You determine who can access the Grid Manager and the Grid Management API by importing groups and users from an identity federation service or by setting up local groups and local users.

Using identity federation makes setting up groups and users faster, and it allows users to sign in to StorageGRID using familiar credentials. You can configure identity federation if you use Active Directory, OpenLDAP, or Oracle Directory Server.

You determine which tasks each user can perform by assigning different permissions to each group. For example, you might want users in one group to be able to manage ILM rules and users in another group to perform maintenance tasks. A user must belong to at least one group to access the system.

Optionally, you can configure a group to be read-only. Users in a read-only group can only view settings and features. They can't make any changes or perform any operations in the Grid Manager or Grid Management API.

The StorageGRID system supports single sign-on (SSO) using the Security Assertion Markup Language 2.0 (SAML 2.0) standard. After you configure and enable SSO, all users must be authenticated by an external identity provider before they can access the Grid Manager, the Tenant Manager, the Grid Management API, or the Tenant Management API. Local users can't sign in to StorageGRID.

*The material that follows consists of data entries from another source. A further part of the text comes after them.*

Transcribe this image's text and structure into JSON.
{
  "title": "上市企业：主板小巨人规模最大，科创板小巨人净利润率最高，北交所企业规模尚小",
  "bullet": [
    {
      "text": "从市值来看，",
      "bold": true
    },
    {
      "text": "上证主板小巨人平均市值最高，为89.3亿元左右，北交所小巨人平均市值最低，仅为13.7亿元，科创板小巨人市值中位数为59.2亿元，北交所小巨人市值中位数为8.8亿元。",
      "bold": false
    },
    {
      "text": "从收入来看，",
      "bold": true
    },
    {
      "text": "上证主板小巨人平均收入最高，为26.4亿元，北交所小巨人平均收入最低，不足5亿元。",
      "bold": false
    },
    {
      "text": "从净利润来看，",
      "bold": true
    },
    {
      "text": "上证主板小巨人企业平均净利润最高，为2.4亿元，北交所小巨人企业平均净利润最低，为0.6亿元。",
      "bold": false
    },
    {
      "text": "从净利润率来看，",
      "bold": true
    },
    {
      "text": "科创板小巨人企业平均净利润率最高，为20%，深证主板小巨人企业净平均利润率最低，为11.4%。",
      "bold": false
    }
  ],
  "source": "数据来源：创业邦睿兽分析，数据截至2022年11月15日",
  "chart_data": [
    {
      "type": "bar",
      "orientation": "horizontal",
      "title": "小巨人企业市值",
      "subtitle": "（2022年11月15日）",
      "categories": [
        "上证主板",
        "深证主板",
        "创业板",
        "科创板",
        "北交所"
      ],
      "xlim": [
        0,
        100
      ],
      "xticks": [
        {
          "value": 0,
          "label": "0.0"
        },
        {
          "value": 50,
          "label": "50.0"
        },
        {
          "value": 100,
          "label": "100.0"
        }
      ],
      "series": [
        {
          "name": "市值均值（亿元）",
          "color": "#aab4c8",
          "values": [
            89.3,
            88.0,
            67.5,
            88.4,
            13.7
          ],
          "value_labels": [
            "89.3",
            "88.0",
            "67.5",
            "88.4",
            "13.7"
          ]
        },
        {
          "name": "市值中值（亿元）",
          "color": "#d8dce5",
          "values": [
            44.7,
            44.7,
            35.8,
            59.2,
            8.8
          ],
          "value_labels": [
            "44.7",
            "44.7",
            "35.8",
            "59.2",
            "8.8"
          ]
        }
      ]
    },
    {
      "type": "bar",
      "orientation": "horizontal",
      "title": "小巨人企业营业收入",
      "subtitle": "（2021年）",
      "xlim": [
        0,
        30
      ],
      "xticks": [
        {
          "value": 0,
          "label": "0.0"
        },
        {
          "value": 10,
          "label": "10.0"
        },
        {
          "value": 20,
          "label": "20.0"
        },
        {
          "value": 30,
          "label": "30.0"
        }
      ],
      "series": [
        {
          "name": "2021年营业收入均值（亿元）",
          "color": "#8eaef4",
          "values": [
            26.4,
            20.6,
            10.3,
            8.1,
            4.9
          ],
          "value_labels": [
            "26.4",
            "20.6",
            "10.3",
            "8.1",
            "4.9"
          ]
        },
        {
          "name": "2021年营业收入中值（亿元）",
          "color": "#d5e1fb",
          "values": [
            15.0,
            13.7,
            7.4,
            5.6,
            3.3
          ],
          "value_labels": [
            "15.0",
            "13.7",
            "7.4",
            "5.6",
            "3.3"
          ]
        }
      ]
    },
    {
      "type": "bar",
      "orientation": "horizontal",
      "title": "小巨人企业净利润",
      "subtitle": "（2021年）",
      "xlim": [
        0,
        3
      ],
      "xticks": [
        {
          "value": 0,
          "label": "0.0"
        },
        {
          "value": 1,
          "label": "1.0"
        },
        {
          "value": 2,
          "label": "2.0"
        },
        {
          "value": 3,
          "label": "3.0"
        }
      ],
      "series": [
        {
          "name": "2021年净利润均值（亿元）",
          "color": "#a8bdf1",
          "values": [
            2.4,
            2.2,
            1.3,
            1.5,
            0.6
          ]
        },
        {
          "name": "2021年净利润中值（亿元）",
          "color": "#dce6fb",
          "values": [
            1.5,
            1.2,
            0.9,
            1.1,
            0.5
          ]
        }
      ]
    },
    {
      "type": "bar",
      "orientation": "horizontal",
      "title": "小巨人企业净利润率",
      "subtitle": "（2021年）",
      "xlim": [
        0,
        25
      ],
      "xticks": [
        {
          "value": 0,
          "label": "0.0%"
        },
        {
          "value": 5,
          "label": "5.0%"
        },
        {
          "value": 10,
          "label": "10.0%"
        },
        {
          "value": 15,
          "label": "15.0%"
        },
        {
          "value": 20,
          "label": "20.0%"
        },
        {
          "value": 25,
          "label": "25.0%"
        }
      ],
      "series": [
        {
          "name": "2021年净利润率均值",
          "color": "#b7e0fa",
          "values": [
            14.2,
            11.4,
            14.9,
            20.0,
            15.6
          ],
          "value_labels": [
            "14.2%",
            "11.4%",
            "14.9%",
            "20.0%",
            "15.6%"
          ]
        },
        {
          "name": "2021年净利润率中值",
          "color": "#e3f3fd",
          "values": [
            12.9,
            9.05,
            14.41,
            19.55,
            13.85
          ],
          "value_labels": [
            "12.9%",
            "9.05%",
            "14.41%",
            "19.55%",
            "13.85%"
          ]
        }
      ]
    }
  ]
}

The provisioning passphrase is required for many installation and maintenance procedures, and for downloading the StorageGRID Recovery Package. The passphrase is also required to download backups of the grid topology information and encryption keys for the StorageGRID system. You can change the passphrase as required.

Each node in your grid has a unique node console password, which you need to log in to the node as "admin" using SSH, or to the root user on a VM/physical console connection. As needed, you can change the node console password for each node.